Hikmetin başı Allah korkusudur. Yüce Allah bazı suç ve günahların cezasını bu dünyada gösterebiliyor ama esas olan Allah’ın kullarına ayetle sabit olan verdiği söz olarak işlenen günahların asıl cezasını ahirete ertelemiştir. Bu bakımdan bazıları ‘Allah belamı versin’ der, ama ulu Allah sözünden asla caymaz, onun için bu dünyada çektiklerimiz bizim hatalarımızın tabii bir sonucudur. Asıl ceza ahirettedir.
Allah’ın bu açık uyarılarına rağmen, Allah’tan korkmadan günah işleyenlere ulu Allah’ın sözü şudur; “Bu dünyada isteyen istediğini istediği gibi yapmakta serbesttir, ama orada, ukbada cehennemde cezasını en acı bir şekilde çekecektir. Bu dünyada kul hakkını, Allah hakkını, hayvanat hakkını çekinmeden korkmadan bal gibi yiyenler, ahirette zehir olarak kusacaklardır.”

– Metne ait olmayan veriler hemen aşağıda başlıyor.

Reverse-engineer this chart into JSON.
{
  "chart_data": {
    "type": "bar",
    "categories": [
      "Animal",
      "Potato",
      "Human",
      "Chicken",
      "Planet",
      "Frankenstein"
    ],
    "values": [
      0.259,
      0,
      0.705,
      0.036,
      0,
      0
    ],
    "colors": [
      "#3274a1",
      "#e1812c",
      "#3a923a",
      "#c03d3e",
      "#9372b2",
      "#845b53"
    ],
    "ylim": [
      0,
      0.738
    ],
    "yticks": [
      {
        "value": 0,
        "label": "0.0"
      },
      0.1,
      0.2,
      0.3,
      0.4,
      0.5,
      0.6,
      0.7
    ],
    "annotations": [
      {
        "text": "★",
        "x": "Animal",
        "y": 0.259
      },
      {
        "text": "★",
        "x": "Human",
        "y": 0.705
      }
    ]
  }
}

Tekraren ifade etmemiz gerekirse, bütün bu dertlerden kurtulmanın çaresi, Allah saygılı, Allah korkulu, insan, sevgili olarak bütün kötülüklerden uzak kalmaktır. Bu ise yavrularımızın kalbine doğuştan itibaren onların beyinlerine, kalplerine, vicdanlarına, genlerine imanı, izanı, doğruluğu, dürüstlüğü yerleştirmekle mümkün olmaktadır.
NETİCE:
Bir toplumun tüm fertleri Allah korkusu ile yaşarsalar, kapıları kilitlemeye gerek kalmaz. Bir toplumda Allah korkusu yoksa, duvarları demirden yapsanız bile yine de kötülükleri önlemede bir fayda olmaz. Elini ateşe sokup da elin yanınca geri çektiğin gibi Allah korkusu insanı suçtan ve cezadan korur. Ne mutlu kalbinde Allah korkusunu taşıyanlara, kendilerini günahtan koruyanlara.